Hye-Won Kang, Melissa Crawford, Muller Fabbri, Gerard Nuovo, Michela Garofalo, S. Patrick Nana-Sinkam, Avner Friedman

Abstract

Lung cancer is the leading cause of cancer-related deaths worldwide. Lack of early detection and limited options for targeted therapies are both contributing factors to the dismal statistics observed in lung cancer. Thus, advances in both of these areas are likely to lead to improved outcomes. MicroRNAs (miRs or miRNAs) represent a class of non-coding RNAs that have the capacity for gene regulation and may serve as both diagnostic and prognostic biomarkers in lung cancer. Abnormal expression patterns for several miRNAs have been identified in lung cancers. Specifically, let-7 and miR-9 are deregulated in both lung cancers and other solid malignancies.

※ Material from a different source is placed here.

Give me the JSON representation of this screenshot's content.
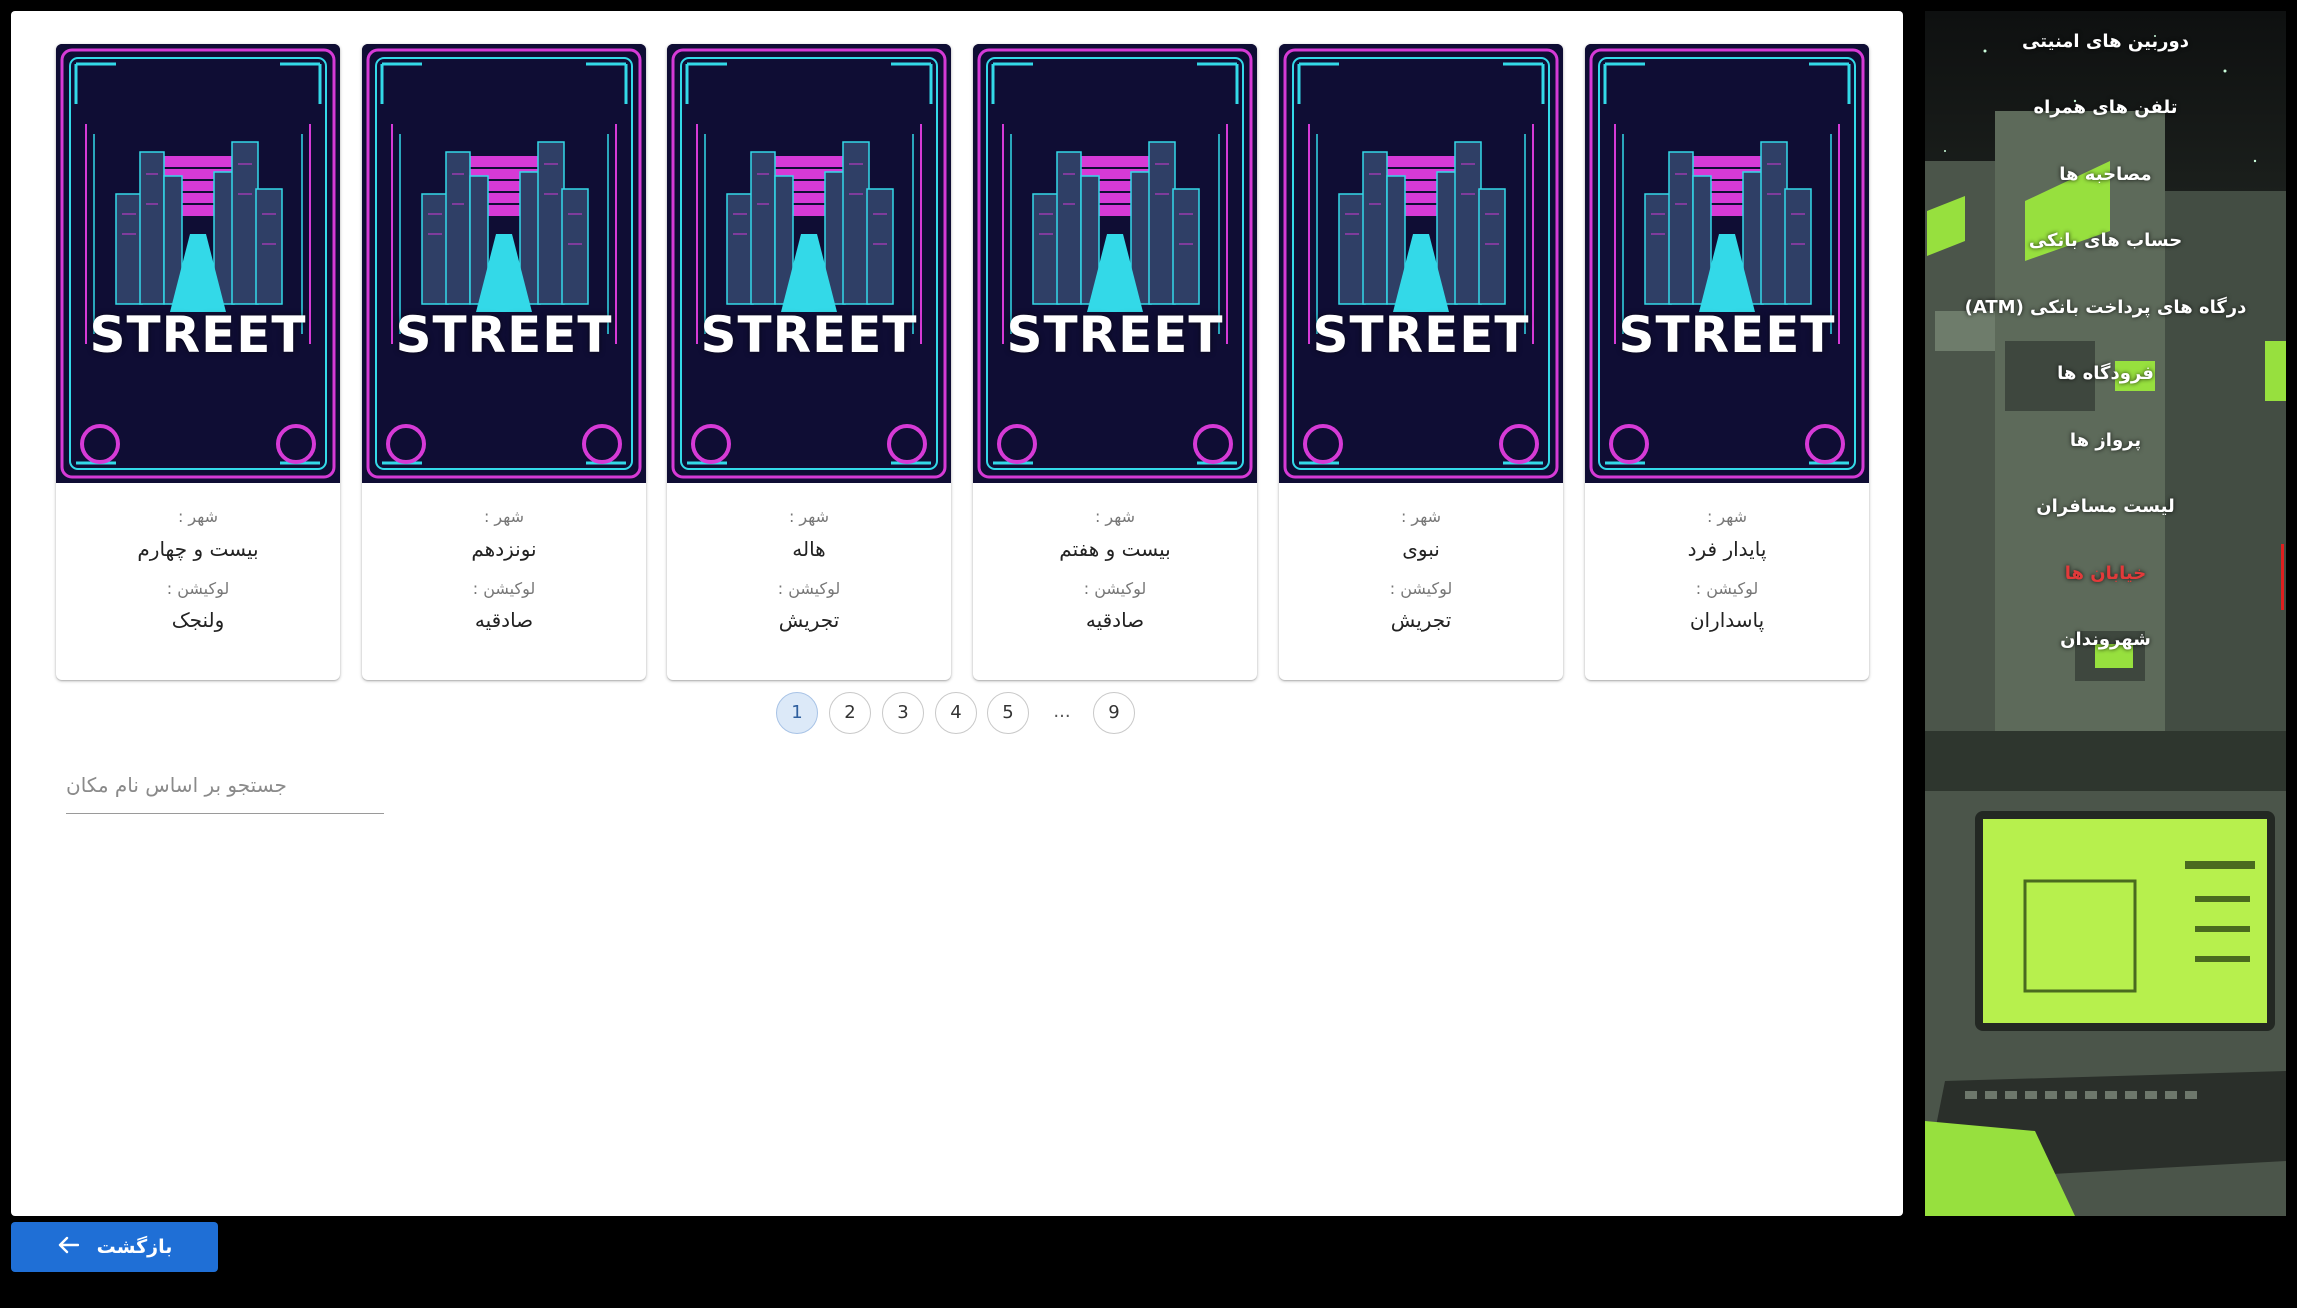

In this paper, we construct a mathematical model that integrates let-7 and miR-9 expression into a signaling pathway to generate an in silico model for the process of epithelial mesenchymal transition (EMT). Simulations of the model demonstrate that EGFR and Ras mutations in non-small cell lung cancers (NSCLC), which lead to the process of EMT, result in miR-9 upregulation and let-7 suppression, and this process is somewhat robust against random input into miR-9 and more strongly robust against random input into let-7. We elected to validate our model in vitro by testing the effects of EGFR inhibition on downstream MYC, miR-9 and let-7a expression. Interestingly, in an EGFR mutated lung cancer cell line, treatment with an EGFR inhibitor (Gefitinib) resulted in a concentration specific reduction in c-MYC and miR-9 expression while not changing let-7a expression. Our mathematical model explains the signaling link among EGFR, MYC, and miR-9, but not let-7. However, very little is presently known about factors that regulate let-7. It is quite possible that when such regulating factors become known and integrated into our model, they will further support our mathematical model.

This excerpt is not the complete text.